Savage/Civilized - terminology used to divide the societies with an anthropological high/low ratio. The West is taken as "Norm" and define the rest as inferior, different, deviant, subordinate, and subordinate able.
Sexism - Discriminatory or abusive behavior toward members of the opposite sex especially, but not exclusively, women.
Slave - the capture, imprisonment, and maintenance of a person for the use of forced non-voluntary labor.
Subaltern - of inferior rank. Often refers to those who are subject to the hegemonic ruling classes. Subaltern classes may include peasants, workers and other groups denied access to hegemonic power.
Surveillance - one of the most powerful strategies of imperial dominance is that of observation because it implies a viewer with an elevated vantage point.
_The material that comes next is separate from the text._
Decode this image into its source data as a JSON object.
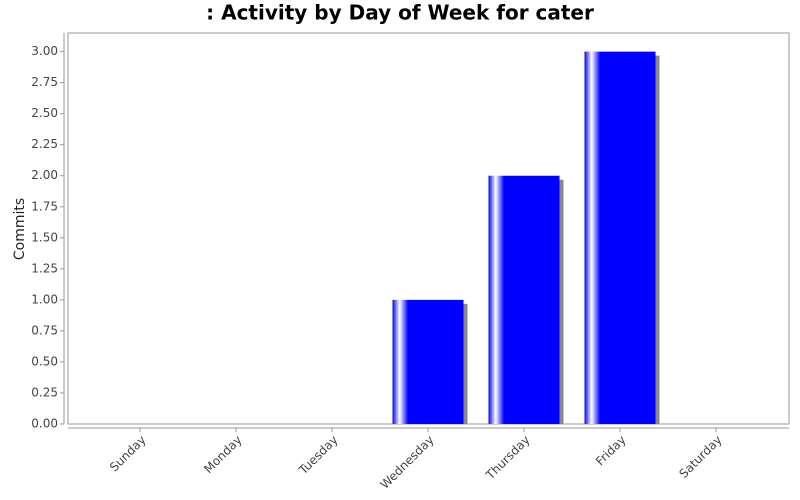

Syncretism - A term sometimes used to avoid the problems some critics have associated with the idea of hybridity in identifying the fusion of two distinct traditions to produce a new and distinctive whole (see synergy)
Synergy - refers to the product of two or more forces that are reducible to neither. It is a way to emphasize that post-colonial cultures are the product of a number of forces variously contributing to the new and complex cultural formation.
Testimonio - a narrative (usually of novel or novella length) told in the first person by a narrator who is also the actual protagonist or witness of the events she recounts.
Third World (first, Second, Fourth) - Economic division of the world cultures. First World referring to the West (generally Europe and America), the Second World was a "cold-war" designation of Russia, the Third World refers to the economically challenged and developing nations, while the Fourth World refers to extremely poor economies.
Transculturation - Refers to the reciprocal influences of modes of representation and cultural practices of various kinds in colonies and metropoles. Used by ethnographers to describe how subordinated or marginal groups select and invent from materials transmitted to them by a dominant or metropolitan culture.
Universalism - the assumption that there are irreducible features of human life and experience that exist beyond the constitutive effects of local cultural conditions.
Worlding - a way of describing the processes by which the colonized space is brought into the "world," that is, made to exist as part of a world essentially constructed by Eurocentrism.
Xenophobia - a fear or hatred of strangers or foreigners.